Kinetic Endotoxin Chromogenic
November 20, 2012Download
Related Products: Gen5 for Detection
Gen5 version required: 1.0 or higher
Basis for the Assay:
Endotoxins are a class of compounds found in the outer layer of some gram-negative bacteria and are prevalent in the environment. Chromogenic endotoxin assays typically use a modified Limulus Amoebocyte Lysate (LAL) and a colored substrate to detect endotoxins. There are endpoint and kinetic methods for the assay. This sample describes a typical quantitative kinetic protocol wherein the intensity of color produced during the reaction is proportional to the amount of endotoxin in the wells. This protocol is set up to: a) find the concentration of endotoxin in samples by comparing the sample’s Onset Time to the Onset Time of the standards and b) to calculate the amount of endotoxin recovered from sample controls (also known as “spikes” or “positive product controls”) which have had a known concentration of endotoxin added to them initially.

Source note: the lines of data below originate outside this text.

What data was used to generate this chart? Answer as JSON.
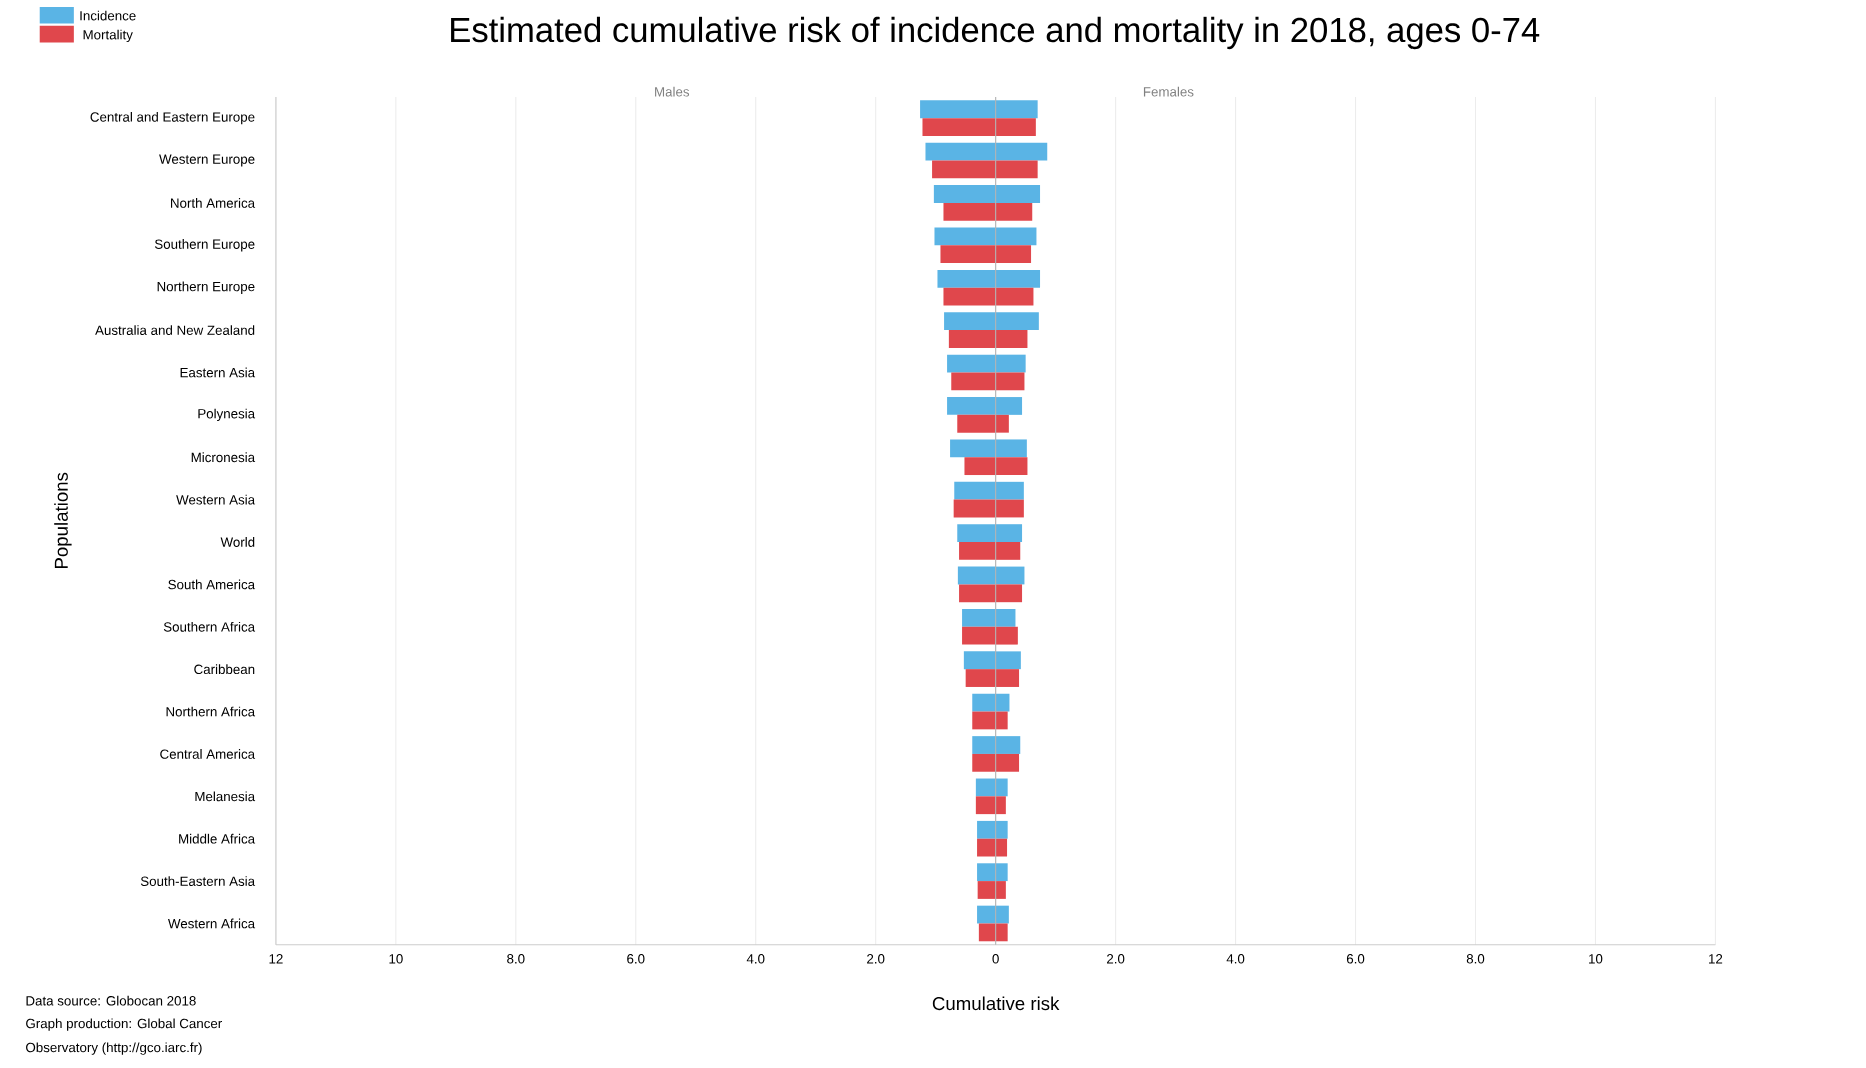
{
  "chart_data": [
    {
      "type": "bar",
      "orientation": "horizontal",
      "title": "Estimated cumulative risk of incidence and mortality in 2018, ages 0-74",
      "subtitle": "Males",
      "xlabel": "Cumulative risk",
      "ylabel": "Populations",
      "annotations": [
        "Data source: Globocan 2018",
        "Graph production: Global Cancer",
        "Observatory (http://gco.iarc.fr)"
      ],
      "categories": [
        "Central and Eastern Europe",
        "Western Europe",
        "North America",
        "Southern Europe",
        "Northern Europe",
        "Australia and New Zealand",
        "Eastern Asia",
        "Polynesia",
        "Micronesia",
        "Western Asia",
        "World",
        "South America",
        "Southern Africa",
        "Caribbean",
        "Northern Africa",
        "Central America",
        "Melanesia",
        "Middle Africa",
        "South-Eastern Asia",
        "Western Africa"
      ],
      "series": [
        {
          "name": "Incidence",
          "color": "#5ab4e5",
          "values": [
            1.26,
            1.17,
            1.03,
            1.02,
            0.97,
            0.86,
            0.81,
            0.81,
            0.76,
            0.69,
            0.64,
            0.63,
            0.56,
            0.53,
            0.39,
            0.39,
            0.33,
            0.31,
            0.31,
            0.31
          ]
        },
        {
          "name": "Mortality",
          "color": "#e0474c",
          "values": [
            1.22,
            1.06,
            0.87,
            0.92,
            0.87,
            0.78,
            0.74,
            0.64,
            0.52,
            0.7,
            0.61,
            0.61,
            0.56,
            0.5,
            0.39,
            0.39,
            0.33,
            0.31,
            0.3,
            0.28
          ]
        }
      ],
      "xlim": [
        12,
        0
      ],
      "xticks": [
        12,
        10,
        {
          "value": 8,
          "label": "8.0"
        },
        {
          "value": 6,
          "label": "6.0"
        },
        {
          "value": 4,
          "label": "4.0"
        },
        {
          "value": 2,
          "label": "2.0"
        },
        0
      ],
      "grid": "x",
      "legend": "top left"
    },
    {
      "type": "bar",
      "orientation": "horizontal",
      "title": "Females",
      "categories": [
        null,
        null,
        null,
        null,
        null,
        null,
        null,
        null,
        null,
        null,
        null,
        null,
        null,
        null,
        null,
        null,
        null,
        null,
        null,
        null
      ],
      "series": [
        {
          "color": "#5ab4e5",
          "values": [
            0.7,
            0.86,
            0.74,
            0.68,
            0.74,
            0.72,
            0.5,
            0.44,
            0.52,
            0.47,
            0.44,
            0.48,
            0.33,
            0.42,
            0.23,
            0.41,
            0.2,
            0.2,
            0.2,
            0.22
          ]
        },
        {
          "color": "#e0474c",
          "values": [
            0.67,
            0.7,
            0.61,
            0.59,
            0.63,
            0.53,
            0.48,
            0.22,
            0.53,
            0.47,
            0.41,
            0.44,
            0.37,
            0.39,
            0.2,
            0.39,
            0.17,
            0.19,
            0.17,
            0.2
          ]
        }
      ],
      "xlim": [
        0,
        12
      ],
      "xticks": [
        {
          "value": 2,
          "label": "2.0"
        },
        {
          "value": 4,
          "label": "4.0"
        },
        {
          "value": 6,
          "label": "6.0"
        },
        {
          "value": 8,
          "label": "8.0"
        },
        10,
        12
      ],
      "grid": "x"
    }
  ]
}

The assay is run at 370 C, with a shake prior to the kinetic measurement. Kinetic measurements are taken in intervals of about 19 seconds for just over one hour at 405 nm. Data Reduction steps include a Well Analysis to find the Onset OD (and Onset Time), Curve Analysis of (Onset Time v Concentration) and a Transformation formula to find the percent recovery of endotoxin in sample wells.

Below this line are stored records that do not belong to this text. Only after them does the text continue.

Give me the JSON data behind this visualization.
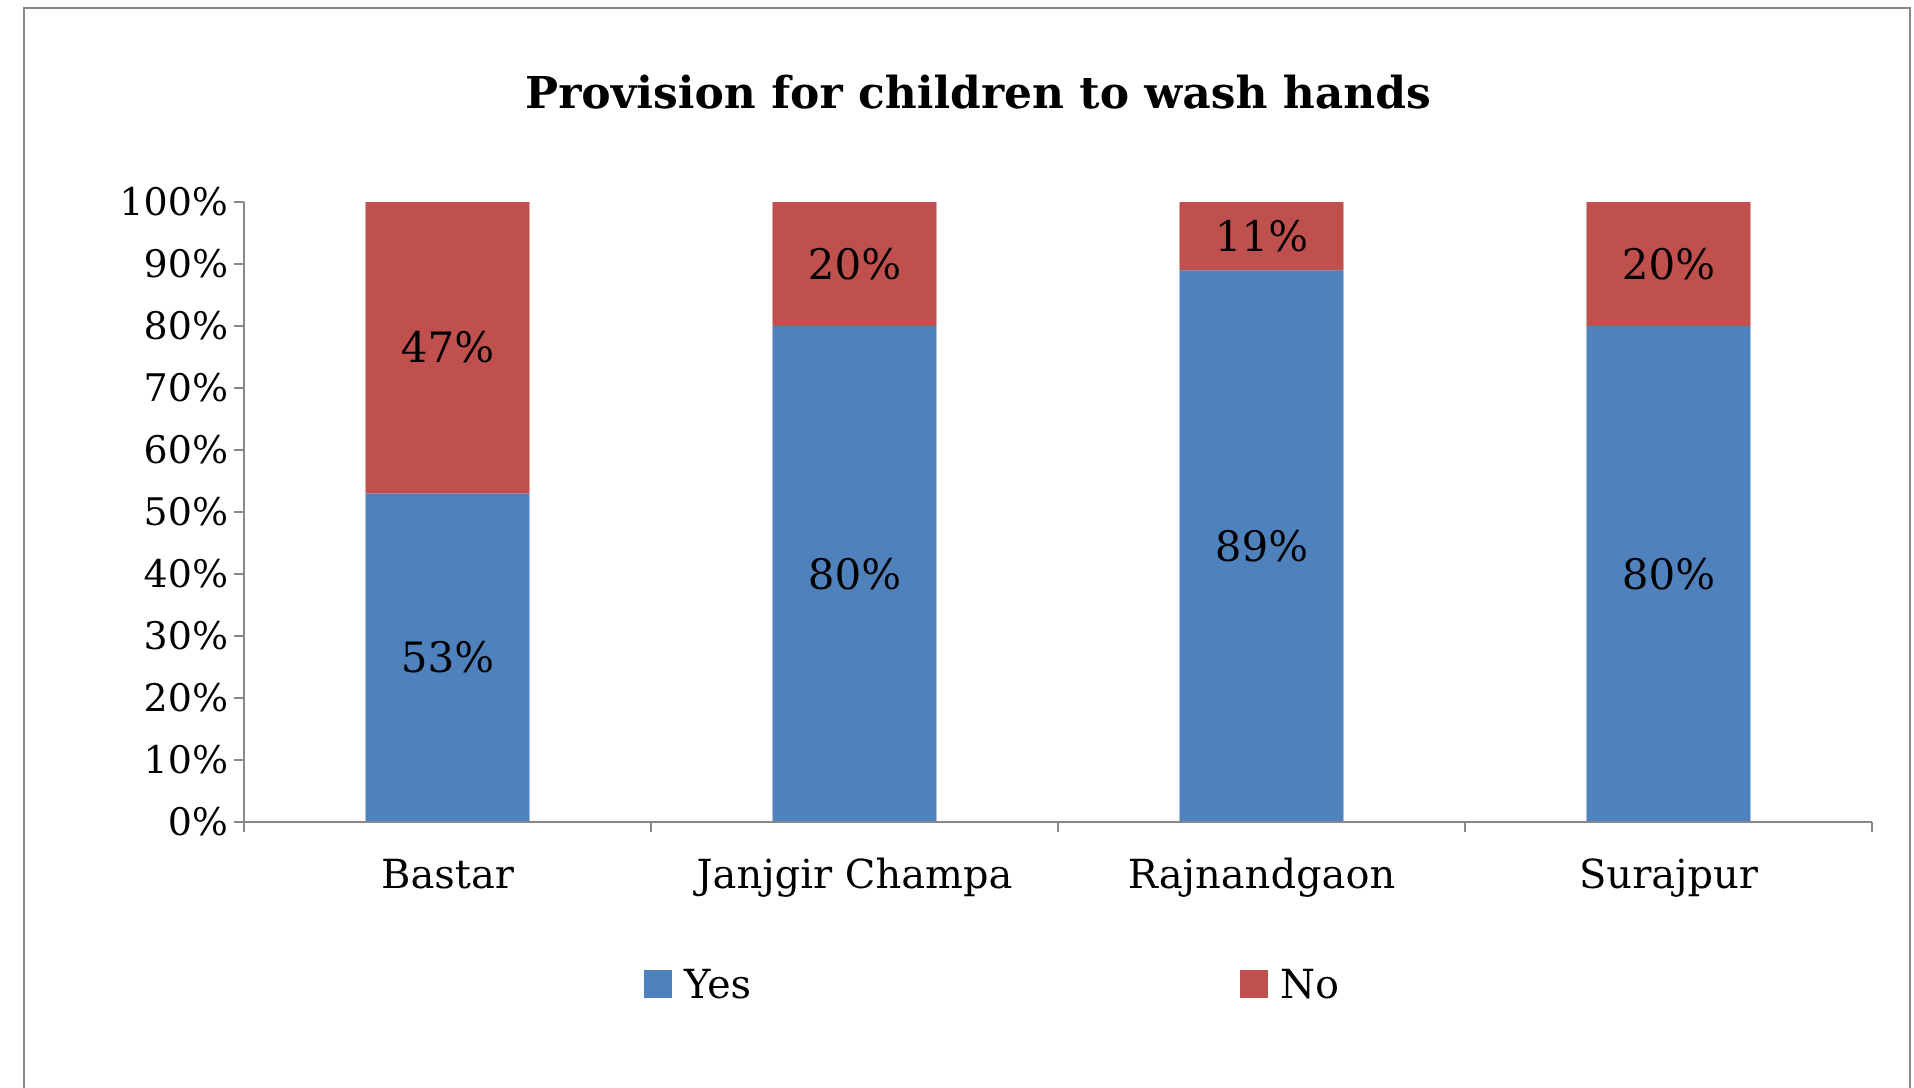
{
  "chart_data": {
    "type": "bar",
    "title": "Provision for children to wash hands",
    "categories": [
      "Bastar",
      "Janjgir Champa",
      "Rajnandgaon",
      "Surajpur"
    ],
    "stacked": true,
    "legend": "bottom",
    "grid": false,
    "series": [
      {
        "name": "Yes",
        "color": "#4f81bd",
        "values": [
          53,
          80,
          89,
          80
        ],
        "value_labels": [
          "53%",
          "80%",
          "89%",
          "80%"
        ]
      },
      {
        "name": "No",
        "color": "#c0504d",
        "values": [
          47,
          20,
          11,
          20
        ],
        "value_labels": [
          "47%",
          "20%",
          "11%",
          "20%"
        ]
      }
    ],
    "ylim": [
      0,
      100
    ],
    "yticks": [
      {
        "value": 0,
        "label": "0%"
      },
      {
        "value": 10,
        "label": "10%"
      },
      {
        "value": 20,
        "label": "20%"
      },
      {
        "value": 30,
        "label": "30%"
      },
      {
        "value": 40,
        "label": "40%"
      },
      {
        "value": 50,
        "label": "50%"
      },
      {
        "value": 60,
        "label": "60%"
      },
      {
        "value": 70,
        "label": "70%"
      },
      {
        "value": 80,
        "label": "80%"
      },
      {
        "value": 90,
        "label": "90%"
      },
      {
        "value": 100,
        "label": "100%"
      }
    ]
  }
}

The experiment file contains the absorbance measurements used in the data reduction results to determine the Onset OD, the standard curve, and percent recovery of endotoxin.

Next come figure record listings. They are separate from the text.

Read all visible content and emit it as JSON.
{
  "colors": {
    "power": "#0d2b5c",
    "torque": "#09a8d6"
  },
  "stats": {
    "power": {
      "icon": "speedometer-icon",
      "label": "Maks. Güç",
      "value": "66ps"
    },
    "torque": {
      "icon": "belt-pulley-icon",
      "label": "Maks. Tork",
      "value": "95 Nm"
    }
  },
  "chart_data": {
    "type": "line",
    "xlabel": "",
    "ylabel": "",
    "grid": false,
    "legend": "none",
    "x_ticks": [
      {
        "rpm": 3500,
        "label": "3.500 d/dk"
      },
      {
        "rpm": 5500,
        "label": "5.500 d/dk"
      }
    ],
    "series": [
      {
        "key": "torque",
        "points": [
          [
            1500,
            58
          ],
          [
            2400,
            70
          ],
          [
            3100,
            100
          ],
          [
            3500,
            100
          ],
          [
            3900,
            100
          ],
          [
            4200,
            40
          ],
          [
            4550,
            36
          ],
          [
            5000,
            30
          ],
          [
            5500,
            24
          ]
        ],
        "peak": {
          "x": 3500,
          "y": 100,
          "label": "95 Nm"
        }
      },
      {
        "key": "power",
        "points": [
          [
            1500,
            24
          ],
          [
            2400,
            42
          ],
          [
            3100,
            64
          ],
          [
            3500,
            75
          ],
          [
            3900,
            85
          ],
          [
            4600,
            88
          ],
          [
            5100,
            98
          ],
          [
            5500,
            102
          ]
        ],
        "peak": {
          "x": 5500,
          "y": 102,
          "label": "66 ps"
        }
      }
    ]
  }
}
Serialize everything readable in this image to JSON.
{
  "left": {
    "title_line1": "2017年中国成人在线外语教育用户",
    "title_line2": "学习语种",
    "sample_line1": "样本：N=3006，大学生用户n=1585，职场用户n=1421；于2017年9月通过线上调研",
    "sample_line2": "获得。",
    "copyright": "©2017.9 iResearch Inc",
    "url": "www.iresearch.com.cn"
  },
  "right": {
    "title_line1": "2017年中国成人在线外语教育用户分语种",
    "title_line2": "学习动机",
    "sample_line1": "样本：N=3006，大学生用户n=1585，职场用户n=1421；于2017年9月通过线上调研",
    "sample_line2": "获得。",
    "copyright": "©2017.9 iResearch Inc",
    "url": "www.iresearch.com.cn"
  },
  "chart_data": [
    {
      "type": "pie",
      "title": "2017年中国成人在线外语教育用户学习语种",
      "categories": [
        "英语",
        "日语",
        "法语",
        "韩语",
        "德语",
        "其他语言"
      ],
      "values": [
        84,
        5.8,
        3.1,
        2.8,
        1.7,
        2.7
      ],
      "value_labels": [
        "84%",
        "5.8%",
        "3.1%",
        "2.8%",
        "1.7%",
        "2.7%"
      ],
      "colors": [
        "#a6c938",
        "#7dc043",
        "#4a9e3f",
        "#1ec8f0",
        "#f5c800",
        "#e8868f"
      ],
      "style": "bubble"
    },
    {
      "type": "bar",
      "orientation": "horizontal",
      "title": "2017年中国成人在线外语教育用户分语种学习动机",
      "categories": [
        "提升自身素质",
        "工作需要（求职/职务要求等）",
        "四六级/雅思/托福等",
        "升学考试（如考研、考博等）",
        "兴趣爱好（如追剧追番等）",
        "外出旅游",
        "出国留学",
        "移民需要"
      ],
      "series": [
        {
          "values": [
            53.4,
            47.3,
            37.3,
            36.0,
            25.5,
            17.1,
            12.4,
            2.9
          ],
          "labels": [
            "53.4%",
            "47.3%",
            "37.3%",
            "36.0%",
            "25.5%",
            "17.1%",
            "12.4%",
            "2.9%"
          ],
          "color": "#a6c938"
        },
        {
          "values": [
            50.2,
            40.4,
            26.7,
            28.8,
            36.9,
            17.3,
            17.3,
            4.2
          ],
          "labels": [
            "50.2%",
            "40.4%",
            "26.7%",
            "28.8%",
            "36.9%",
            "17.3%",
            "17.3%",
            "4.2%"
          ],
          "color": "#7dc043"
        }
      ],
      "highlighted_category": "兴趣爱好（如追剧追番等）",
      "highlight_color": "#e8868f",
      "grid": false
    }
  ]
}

This sample layout includes 5 standards (50 to 0.005 eu/ml), each in triplicate. Samples 1 through 7 are in duplicate, as are the sample control wells. Samples 1-4 and sample controls 1-4 are diluted x 40.
This report includes a matrix containing the Well IDs, Onset Time and Percent Recovery. A second matrix includes the kinetic curves of al wells. The standard curve is presented as well as statistics tables for the standards, samples and sample control concentration results.